In [48]:
import glob
from bs4 import BeautifulSoup
import requests
from tqdm import tqdm

In [49]:
from xml.dom import minidom
import re
def prettify(rough_string):
    reparsed = minidom.parseString(rough_string)
    pretty = re.sub(r"[\t ]+\n", "", reparsed.toprettyxml(indent="\t"))  # インデント後の不要な改行を削除
    pretty = pretty.replace(">\n\n\t<", ">\n\t<")  # 不要な空行を削除
    pretty = re.sub(r"\n\s*\n", "\n", pretty)  # 連続した改行（空白行を含む）を単一の改行に置換
    return pretty

In [51]:
def fix_pb(soup):
    pbs = soup.find_all("pb")

    for pb in pbs:
        zone_id = pb.get("facs").split("#")[1]

        zone = soup.find("zone", {"xml:id": zone_id})

        url = zone.parent.find("graphic").get("url")
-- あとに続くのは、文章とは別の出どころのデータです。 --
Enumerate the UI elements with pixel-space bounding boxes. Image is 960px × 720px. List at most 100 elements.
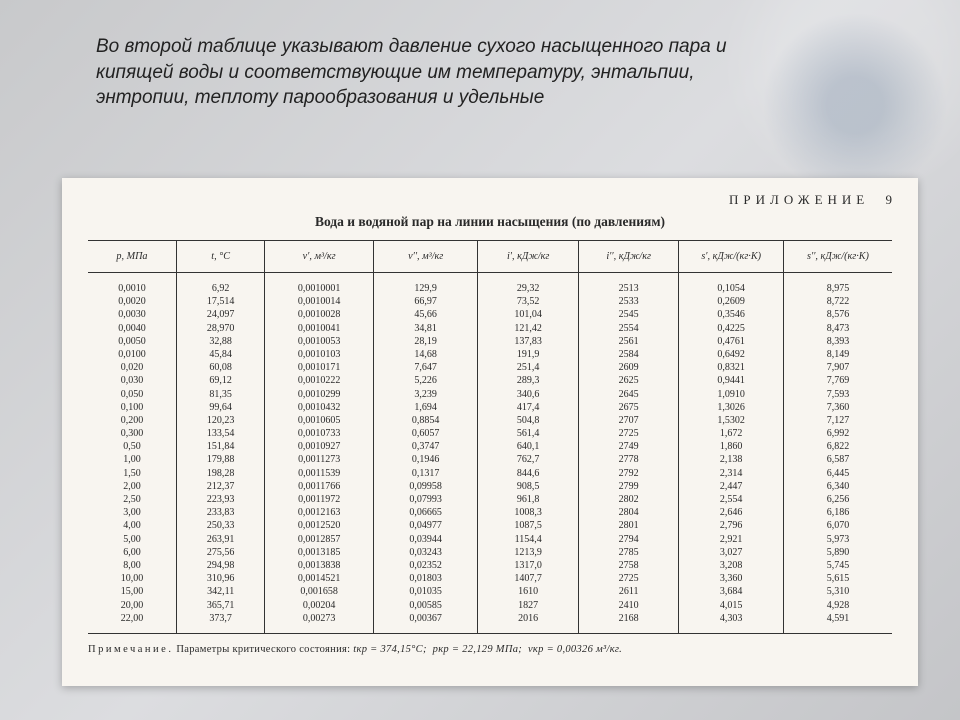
table-cell: 1154,4 (478, 533, 579, 546)
table-row: 20,00365,710,002040,00585182724104,0154,… (88, 599, 892, 612)
table-cell: 1,860 (679, 441, 784, 454)
table-col-header: t, °С (176, 241, 264, 273)
table-cell: 2,00 (88, 480, 176, 493)
table-cell: 10,00 (88, 573, 176, 586)
table-cell: 2,314 (679, 467, 784, 480)
appendix-word: ПРИЛОЖЕНИЕ (729, 192, 869, 207)
footnote-vkr: vкр = 0,00326 м³/кг. (528, 644, 622, 655)
table-cell: 2,138 (679, 454, 784, 467)
table-cell: 20,00 (88, 599, 176, 612)
table-cell: 69,12 (176, 375, 264, 388)
saturation-table: p, МПаt, °Сv′, м³/кгv′′, м³/кгi′, кДж/кг… (88, 240, 892, 634)
table-cell: 0,01035 (373, 586, 478, 599)
table-cell: 45,66 (373, 309, 478, 322)
table-cell: 15,00 (88, 586, 176, 599)
table-cell: 504,8 (478, 414, 579, 427)
table-row: 0,200120,230,00106050,8854504,827071,530… (88, 414, 892, 427)
table-cell: 7,769 (783, 375, 892, 388)
table-cell: 0,0010927 (265, 441, 374, 454)
table-cell: 2725 (578, 428, 679, 441)
footnote: Примечание. Параметры критического состо… (88, 644, 892, 655)
table-cell: 0,0010299 (265, 388, 374, 401)
table-row: 0,03069,120,00102225,226289,326250,94417… (88, 375, 892, 388)
table-row: 15,00342,110,0016580,01035161026113,6845… (88, 586, 892, 599)
table-cell: 289,3 (478, 375, 579, 388)
table-cell: 120,23 (176, 414, 264, 427)
table-cell: 0,050 (88, 388, 176, 401)
table-cell: 1213,9 (478, 546, 579, 559)
table-cell: 66,97 (373, 296, 478, 309)
table-cell: 1,00 (88, 454, 176, 467)
table-cell: 1407,7 (478, 573, 579, 586)
table-cell: 0,0100 (88, 348, 176, 361)
table-cell: 0,07993 (373, 494, 478, 507)
table-cell: 2,50 (88, 494, 176, 507)
table-row: 0,05081,350,00102993,239340,626451,09107… (88, 388, 892, 401)
intro-paragraph: Во второй таблице указывают давление сух… (96, 34, 746, 111)
table-cell: 4,928 (783, 599, 892, 612)
table-cell: 2410 (578, 599, 679, 612)
table-cell: 0,0012857 (265, 533, 374, 546)
table-cell: 121,42 (478, 322, 579, 335)
table-cell: 0,8321 (679, 362, 784, 375)
table-cell: 0,0010103 (265, 348, 374, 361)
table-cell: 0,50 (88, 441, 176, 454)
table-cell: 7,907 (783, 362, 892, 375)
table-cell: 5,615 (783, 573, 892, 586)
table-cell: 0,0012163 (265, 507, 374, 520)
table-cell: 417,4 (478, 401, 579, 414)
table-row: 0,50151,840,00109270,3747640,127491,8606… (88, 441, 892, 454)
table-cell: 34,81 (373, 322, 478, 335)
table-cell: 0,0010028 (265, 309, 374, 322)
table-cell: 24,097 (176, 309, 264, 322)
table-cell: 844,6 (478, 467, 579, 480)
table-cell: 0,0011539 (265, 467, 374, 480)
table-cell: 2168 (578, 612, 679, 633)
table-cell: 0,0010 (88, 273, 176, 296)
table-row: 2,50223,930,00119720,07993961,828022,554… (88, 494, 892, 507)
table-cell: 2,646 (679, 507, 784, 520)
table-cell: 0,0050 (88, 335, 176, 348)
table-cell: 8,975 (783, 273, 892, 296)
table-cell: 3,027 (679, 546, 784, 559)
appendix-label: ПРИЛОЖЕНИЕ 9 (88, 192, 892, 208)
table-cell: 2725 (578, 573, 679, 586)
table-cell: 233,83 (176, 507, 264, 520)
table-cell: 0,3546 (679, 309, 784, 322)
table-cell: 2802 (578, 494, 679, 507)
table-title: Вода и водяной пар на линии насыщения (п… (88, 214, 892, 230)
table-cell: 8,393 (783, 335, 892, 348)
table-cell: 2,554 (679, 494, 784, 507)
table-cell: 8,149 (783, 348, 892, 361)
table-cell: 3,00 (88, 507, 176, 520)
table-cell: 373,7 (176, 612, 264, 633)
table-cell: 2,447 (679, 480, 784, 493)
table-cell: 6,992 (783, 428, 892, 441)
table-cell: 0,0010605 (265, 414, 374, 427)
table-cell: 251,4 (478, 362, 579, 375)
table-cell: 640,1 (478, 441, 579, 454)
table-cell: 0,03944 (373, 533, 478, 546)
scan-document: ПРИЛОЖЕНИЕ 9 Вода и водяной пар на линии… (62, 178, 918, 686)
table-cell: 6,92 (176, 273, 264, 296)
table-row: 3,00233,830,00121630,066651008,328042,64… (88, 507, 892, 520)
table-cell: 2804 (578, 507, 679, 520)
table-cell: 2785 (578, 546, 679, 559)
table-cell: 1610 (478, 586, 579, 599)
table-cell: 2609 (578, 362, 679, 375)
table-cell: 129,9 (373, 273, 478, 296)
table-cell: 0,200 (88, 414, 176, 427)
table-col-header: v′′, м³/кг (373, 241, 478, 273)
footnote-label: Примечание. (88, 644, 173, 655)
table-cell: 1,672 (679, 428, 784, 441)
table-cell: 2533 (578, 296, 679, 309)
table-cell: 0,0030 (88, 309, 176, 322)
table-row: 0,002017,5140,001001466,9773,5225330,260… (88, 296, 892, 309)
table-row: 0,010045,840,001010314,68191,925840,6492… (88, 348, 892, 361)
table-cell: 5,745 (783, 559, 892, 572)
footnote-tkr: tкр = 374,15°С; (353, 644, 427, 655)
table-cell: 0,100 (88, 401, 176, 414)
table-row: 0,02060,080,00101717,647251,426090,83217… (88, 362, 892, 375)
table-cell: 0,6492 (679, 348, 784, 361)
table-cell: 4,591 (783, 612, 892, 633)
        x = zone.get("ulx")
        y = zone.get("uly")

        w = int(zone.get("lrx")) - int(x)
        h = int(zone.get("lry")) - int(y)

        url_part = url.replace("/full/full/", f"/{x},{y},{w},{h}/full/")

        pb["facs"] = url_part

        pb["corresp"] = f"#{zone_id}"

def fix_facs(soup):
    surfaceGrp = soup.find("surfaceGrp")

    facsimile = soup.find("facsimile")

    facsimile["sameAs"] = surfaceGrp["facs"]

    for surface, idx in zip(surfaceGrp.find_all("surface"), range(len(surfaceGrp.find_all("surface")))):
        surface_new = soup.new_tag("surface")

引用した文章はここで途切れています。